The MMGW thing cast a pall on the credibility of peer review. They used “incestuous peer review” practices that would have gagged any legitimate scientist. They worked it like this.
One would be the “lead researcher” on a paper, with two others acting as “assistants”. Then a fourth member of their group would write the “peer review”. Then they would rotate positions, so that in one cycle of four papers, each of them would be lead once, peer reviewer once, and assistant twice. Then the cycle would start over with the fifth paper.
With tricks like this, the entire MMGW cabal was restricted to a few dozen insiders, some outsiders who believed, but were kept outside the primary group to cheer lead, and any others they could sucker into supporting them.
Truthfully, they didn’t even innovate this corruption of the peer review process. Credit for that goes to the pharma companies, who for years openly hired peer reviewers with the understanding that they would support the science, unless there were some really glaring errors, which they would quietly refer back to the pharma company.

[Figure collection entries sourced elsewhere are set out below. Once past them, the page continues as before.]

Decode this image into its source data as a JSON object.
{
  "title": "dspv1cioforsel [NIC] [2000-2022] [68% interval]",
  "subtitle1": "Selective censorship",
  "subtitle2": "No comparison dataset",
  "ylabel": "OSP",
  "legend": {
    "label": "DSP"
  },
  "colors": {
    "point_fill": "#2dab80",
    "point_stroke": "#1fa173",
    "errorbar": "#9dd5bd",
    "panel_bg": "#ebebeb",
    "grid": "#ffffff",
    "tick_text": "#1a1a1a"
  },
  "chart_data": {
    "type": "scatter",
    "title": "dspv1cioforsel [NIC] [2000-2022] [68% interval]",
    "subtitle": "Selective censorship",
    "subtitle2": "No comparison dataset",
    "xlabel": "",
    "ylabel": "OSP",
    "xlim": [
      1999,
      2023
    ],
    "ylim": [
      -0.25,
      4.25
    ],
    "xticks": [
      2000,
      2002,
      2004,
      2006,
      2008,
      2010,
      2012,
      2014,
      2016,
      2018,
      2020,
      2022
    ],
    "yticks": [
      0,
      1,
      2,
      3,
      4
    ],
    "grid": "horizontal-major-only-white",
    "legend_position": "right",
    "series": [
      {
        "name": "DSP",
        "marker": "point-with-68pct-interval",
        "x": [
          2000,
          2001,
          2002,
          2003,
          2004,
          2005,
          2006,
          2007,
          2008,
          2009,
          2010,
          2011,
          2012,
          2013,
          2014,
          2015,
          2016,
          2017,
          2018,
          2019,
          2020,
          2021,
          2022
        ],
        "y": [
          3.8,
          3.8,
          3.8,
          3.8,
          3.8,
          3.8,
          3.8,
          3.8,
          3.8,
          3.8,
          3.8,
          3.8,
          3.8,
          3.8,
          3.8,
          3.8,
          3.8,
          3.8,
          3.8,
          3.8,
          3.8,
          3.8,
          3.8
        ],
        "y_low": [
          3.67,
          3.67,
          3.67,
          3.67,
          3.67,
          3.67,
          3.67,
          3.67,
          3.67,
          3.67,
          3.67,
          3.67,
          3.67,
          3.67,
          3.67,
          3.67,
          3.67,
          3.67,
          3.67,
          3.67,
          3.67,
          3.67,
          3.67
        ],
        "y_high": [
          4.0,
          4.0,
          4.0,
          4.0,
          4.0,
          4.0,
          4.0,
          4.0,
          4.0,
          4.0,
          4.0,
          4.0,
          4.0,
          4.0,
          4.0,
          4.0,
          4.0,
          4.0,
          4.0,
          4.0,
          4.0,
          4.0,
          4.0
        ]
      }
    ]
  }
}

Very true, unfortunately, and the blatantness of it as revealed in the "Climategate" emails REALLY p*ssed me off, because what they did hurts all of science and technology research.
And the above is why I plan to spend some time working through the references to the paper. But the details given in the paper itself don't raise any serious alarm bells in my mind based on what I already know about science in general and this topic area in particular. There are no "magic unknowns" that have to be overcome or laws of physics that seem to be contraverted (as in cold fusion).